L'isola del tesoro

 

In virtù della mia “competenza” cinematografica, mi è stato spesso chiesto di suggerire dei film che potessero fungere da "cura" per un ipotetico spettatore. Pur amando il cinema, ho sempre risposto che, a mio parere, la semplice visione di un film non avrebbe mai potuto eliminare i conflitti, ridurre le ansie e placare le angosce di uno spettatore. Ma come afferma Gianni Canova nella sua prefazione al volume, è innegabile che il cinema svolga un ruolo "terapeutico" per lo spettatore.

"Ricordo certi pomeriggi invernali a Milano, quando il "mal di vivere" (la sua insensatezza) sembrava materializzarsi nella nebbia che ti inghiottiva e che immergeva lo sguardo in un'ovattata luminosità lattigginosa. Si andava al cinema, allora. A vedere qualsiasi cosa, purché fosse un film. Rannicchiati in terza fila, in posizione fetale, ci lasciavamo invadere dai simulacri di mondo che emanavano dallo schermo. 90-120 minuti di terapia intensiva: all'uscita stavamo sempre meglio e ci pareva perfino che il mondo (quasi sempre ancora avvolto nella nebbia) fosse migliore (e avesse più senso) di quanto non pensassimo prima di comprare il biglietto e di immergerci nel buio luminoso della sala."

Questo volume prosegue idealmente il percorso che intrapresi nel 1995 con il volume "L'analista in celluloide. La figura dello psicoterapeuta al cinema" (Franco Angeli).
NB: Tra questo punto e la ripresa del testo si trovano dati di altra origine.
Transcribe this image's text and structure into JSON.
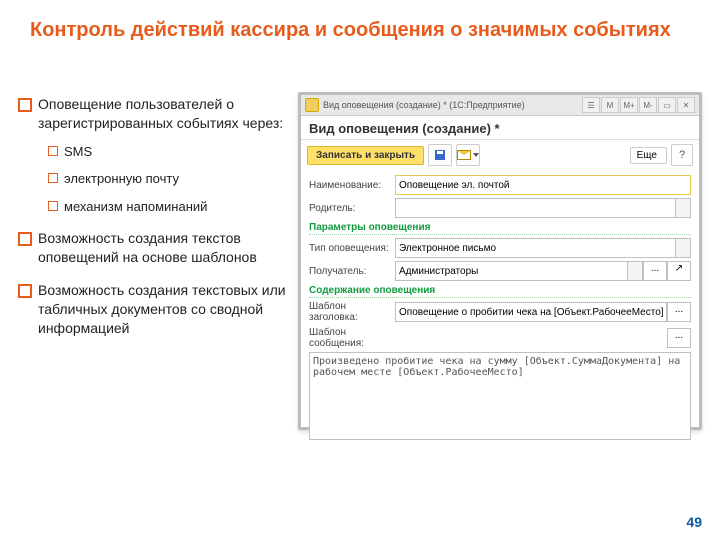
{
  "slide": {
    "title": "Контроль действий кассира и сообщения о значимых событиях",
    "page_number": "49"
  },
  "bullets": {
    "b1": "Оповещение пользователей о зарегистрированных событиях через:",
    "b1a": "SMS",
    "b1b": "электронную почту",
    "b1c": "механизм напоминаний",
    "b2": "Возможность создания текстов оповещений на основе шаблонов",
    "b3": "Возможность создания текстовых или табличных документов со сводной информацией"
  },
  "window": {
    "titlebar": "Вид оповещения (создание) *   (1С:Предприятие)",
    "heading": "Вид оповещения (создание) *",
    "btn_save_close": "Записать и закрыть",
    "btn_more": "Еще",
    "btn_help": "?",
    "labels": {
      "name": "Наименование:",
      "parent": "Родитель:",
      "section_params": "Параметры оповещения",
      "type": "Тип оповещения:",
      "recipient": "Получатель:",
      "section_content": "Содержание оповещения",
      "subject_tpl": "Шаблон заголовка:",
      "body_tpl": "Шаблон сообщения:"
    },
    "values": {
      "name": "Оповещение эл. почтой",
      "parent": "",
      "type": "Электронное письмо",
      "recipient": "Администраторы",
      "subject_tpl": "Оповещение о пробитии чека на [Объект.РабочееМесто]",
      "body_tpl": "Произведено пробитие чека на сумму [Объект.СуммаДокумента] на рабочем месте [Объект.РабочееМесто]"
    },
    "dots": "..."
  }
}
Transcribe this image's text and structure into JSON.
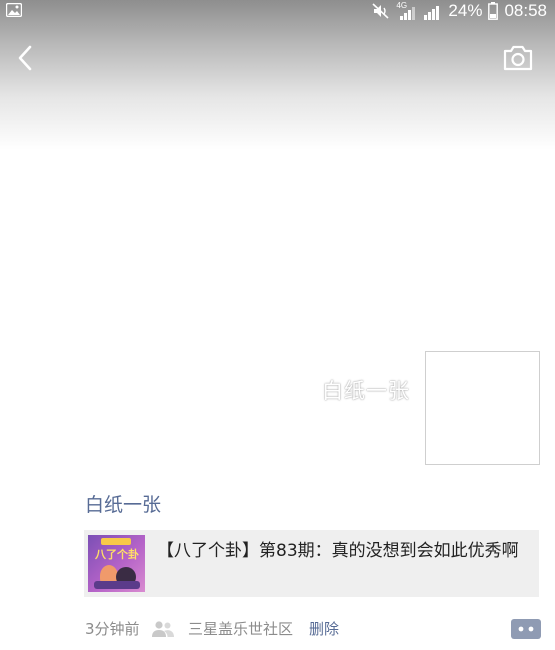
{
  "status_bar": {
    "network": "4G",
    "battery_percent": "24%",
    "time": "08:58",
    "left_icon": "image-icon",
    "icons": [
      "mute-icon",
      "signal-icon",
      "signal-2g-icon",
      "battery-icon"
    ]
  },
  "header": {
    "back_icon": "chevron-left-icon",
    "camera_icon": "camera-icon"
  },
  "cover": {
    "user_name": "白纸一张"
  },
  "post": {
    "author": "白纸一张",
    "share_card": {
      "title": "【八了个卦】第83期：真的没想到会如此优秀啊",
      "thumb_text": "八了个卦"
    },
    "time": "3分钟前",
    "source": "三星盖乐世社区",
    "delete_label": "删除",
    "visibility_icon": "people-icon",
    "comment_icon": "comment-icon"
  },
  "colors": {
    "link": "#576b95",
    "meta": "#8c8c8c",
    "card_bg": "#efefef"
  }
}
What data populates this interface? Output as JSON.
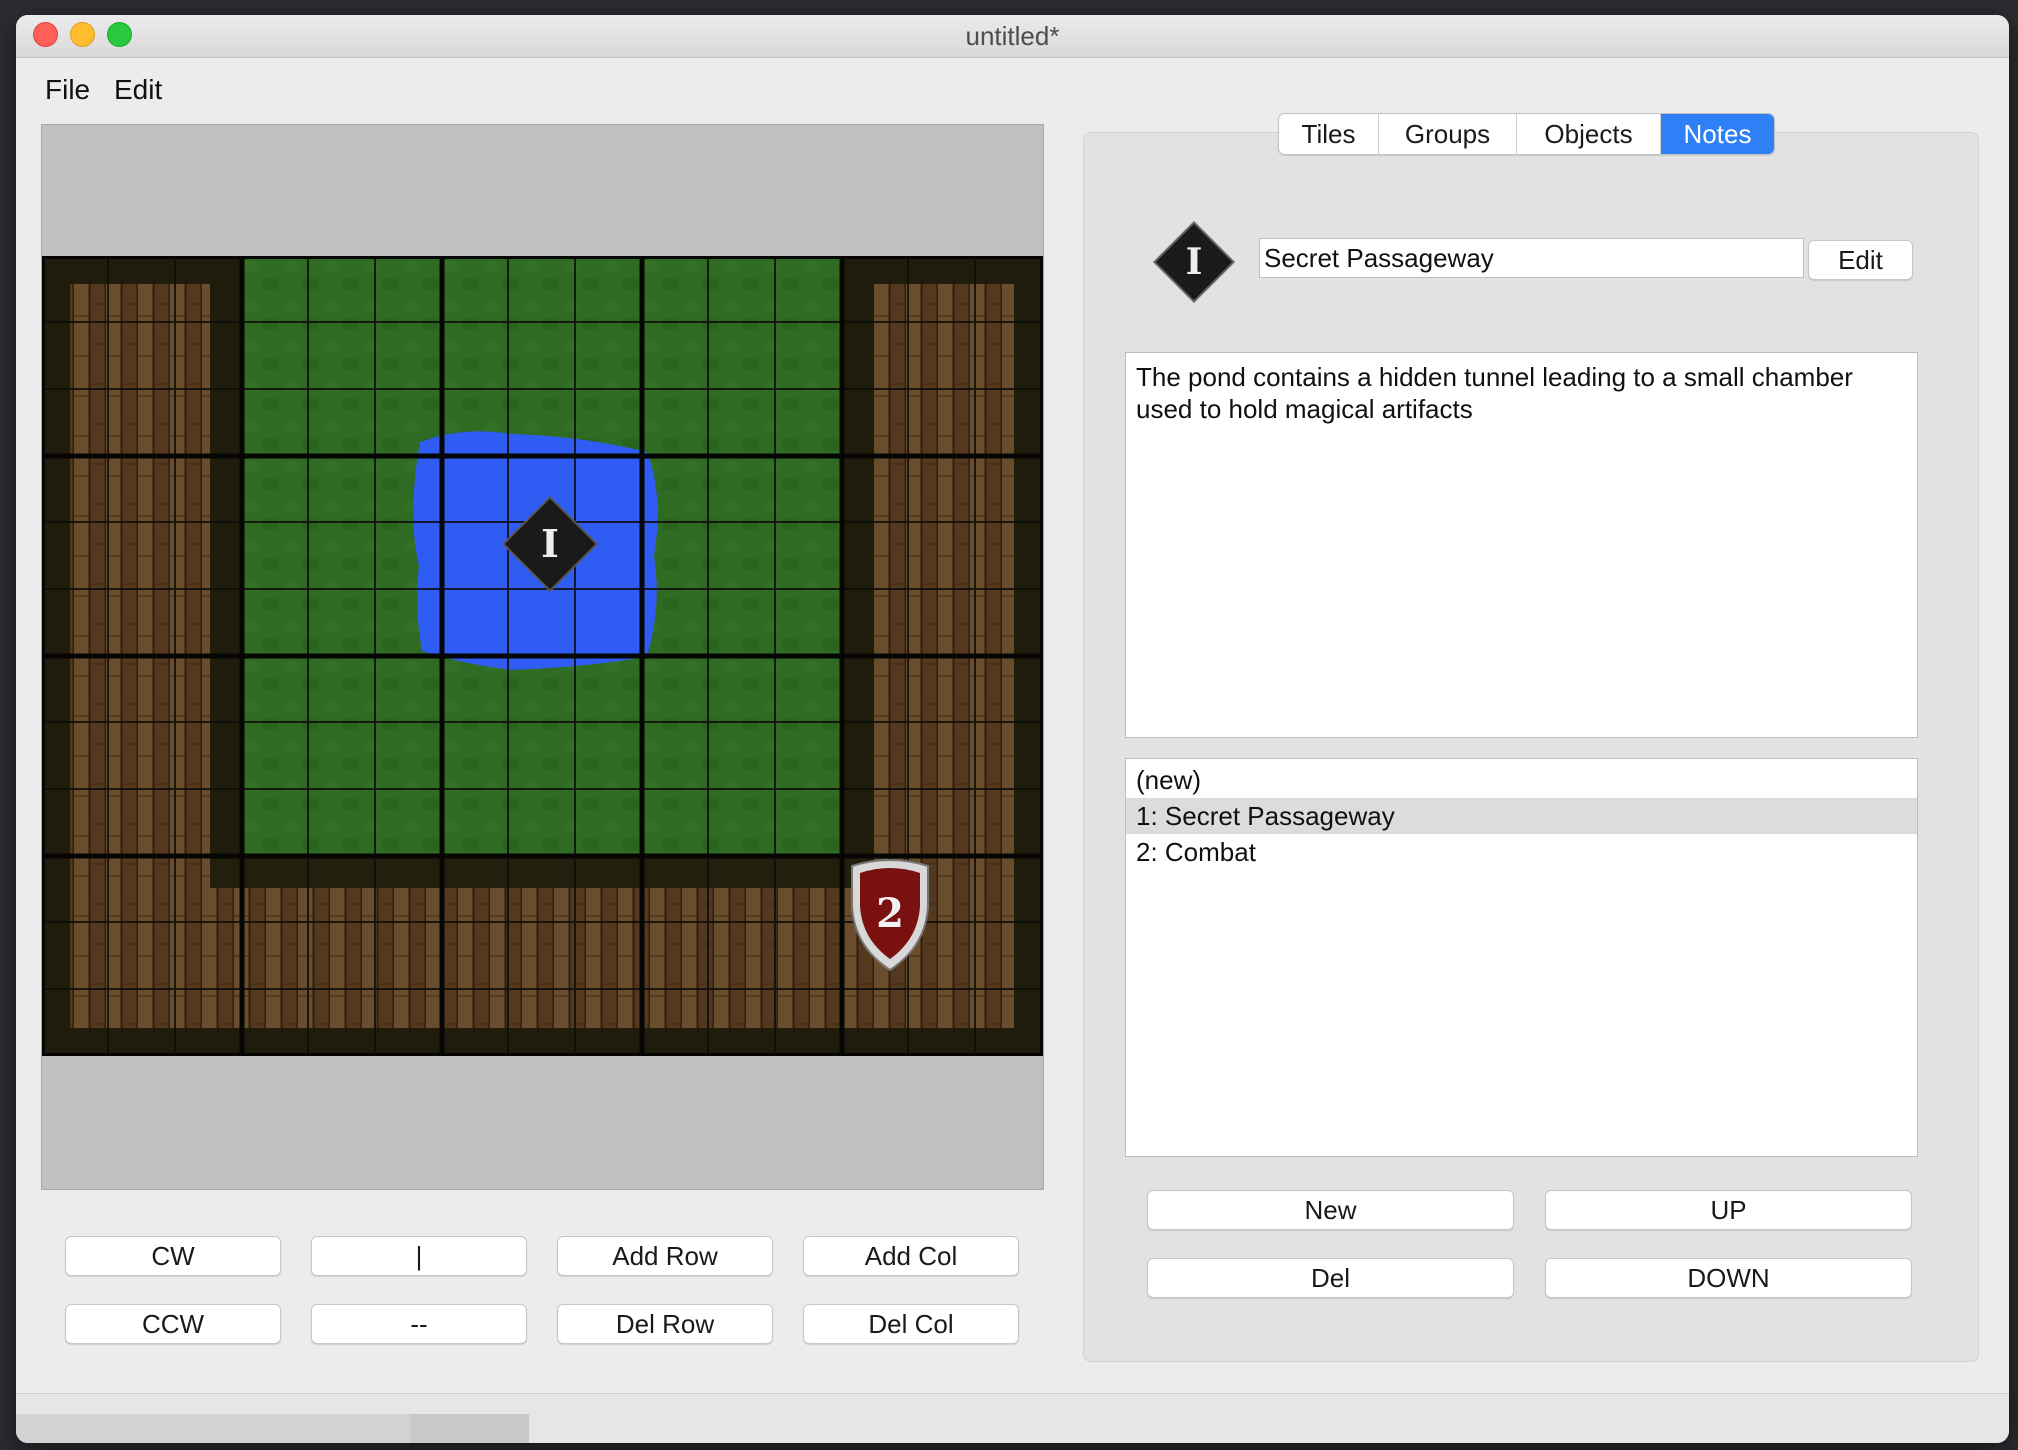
{
  "window": {
    "title": "untitled*"
  },
  "menu": {
    "items": [
      "File",
      "Edit"
    ]
  },
  "map_controls": {
    "cw": "CW",
    "pipe": "|",
    "add_row": "Add Row",
    "add_col": "Add Col",
    "ccw": "CCW",
    "dash": "--",
    "del_row": "Del Row",
    "del_col": "Del Col"
  },
  "map": {
    "markers": {
      "note_marker": "I",
      "encounter_marker": "2"
    },
    "colors": {
      "grass": "#2f6b22",
      "water": "#2f5cf2",
      "wood": "#5b4225",
      "wall": "#1f1c0c"
    }
  },
  "tabs": [
    {
      "label": "Tiles",
      "active": false
    },
    {
      "label": "Groups",
      "active": false
    },
    {
      "label": "Objects",
      "active": false
    },
    {
      "label": "Notes",
      "active": true
    }
  ],
  "note": {
    "icon_letter": "I",
    "name": "Secret Passageway",
    "edit_button": "Edit",
    "body": "The pond contains a hidden tunnel leading to a small chamber\nused to hold magical artifacts"
  },
  "notes_list": {
    "items": [
      "(new)",
      "1: Secret Passageway",
      "2: Combat"
    ],
    "selected_index": 1
  },
  "list_controls": {
    "new": "New",
    "up": "UP",
    "del": "Del",
    "down": "DOWN"
  },
  "accent_color": "#2f7ff7"
}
E se allora il mio interesse era rivolto a comprendere in che modo l'universo della celluloide raffigurava i terapeuti sullo schermo (generalmente rappresentati come dei professionisti più folli, poco professionali ed inguaribilmente innamorati delle pazienti che avevano in cura) in questo ultimo volume, ho cercato di sottolineare come i rapporti tra cinema e psichiatria siano fortemente intrecciati tra loro.
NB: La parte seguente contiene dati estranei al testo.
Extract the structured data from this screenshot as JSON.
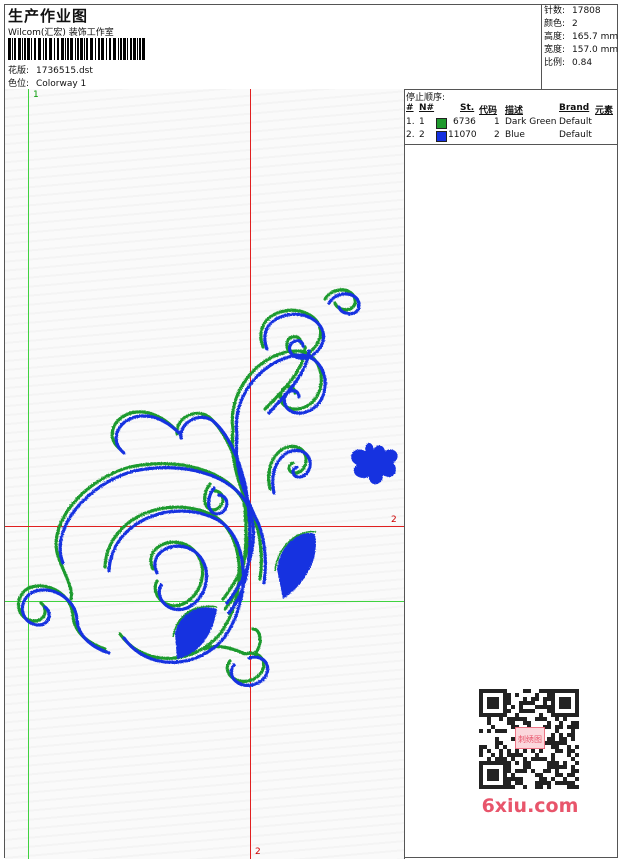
{
  "header": {
    "title": "生产作业图",
    "company": "Wilcom(汇宏) 装饰工作室",
    "design_label": "花版:",
    "design_value": "1736515.dst",
    "colorway_label": "色位:",
    "colorway_value": "Colorway 1"
  },
  "stats": [
    {
      "label": "针数:",
      "value": "17808"
    },
    {
      "label": "颜色:",
      "value": "2"
    },
    {
      "label": "高度:",
      "value": "165.7 mm"
    },
    {
      "label": "宽度:",
      "value": "157.0 mm"
    },
    {
      "label": "比例:",
      "value": "0.84"
    }
  ],
  "legend": {
    "caption": "停止顺序:",
    "columns": [
      "#",
      "N#",
      "St.",
      "代码",
      "描述",
      "Brand",
      "元素"
    ],
    "rows": [
      {
        "num": "1.",
        "n": "1",
        "color": "#1f9a2e",
        "st": "6736",
        "code": "1",
        "desc": "Dark Green",
        "brand": "Default"
      },
      {
        "num": "2.",
        "n": "2",
        "color": "#1530e0",
        "st": "11070",
        "code": "2",
        "desc": "Blue",
        "brand": "Default"
      }
    ]
  },
  "guides": {
    "green_top_label": "1",
    "red_right_label": "2",
    "red_bottom_label": "2"
  },
  "watermark": {
    "text": "6xiu.com",
    "stamp": "刺绣图"
  }
}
Ricco di citazioni ed impreziosito da numerosissime e fedeli trascrizioni di brani cinematografici, il volume é suddiviso in due sezioni. La prima parte raccoglie una serie di articoli sul cinema e l'immaginario collettivo (la famiglia, la figura del medico, i ricordi, la memoria e l'oblio, la seduzione, il cibo…). Nella stessa sezione, non mancano approfondimenti legati alla rappresentazione sullo schermo di alcuni quadri psicopatologici (l'alcolismo, la depressione, gli attacchi di panico, le fobie, le ossessioni, i disturbi psicosomatici…).  

La seconda parte del volume, rivolta più specificatamente agli "addetti ai lavori", approfondisce alcuni aspetti della prassi psicoterapeutica, fino ad ipotizzare che, in ragione del nostro destino, ogni psicoterapeuta é affetto dalla "Sindrome di Sheherazade" una “affezione" che, come l’eroina del racconto, colpisce chi è "condannato" a narrare storie.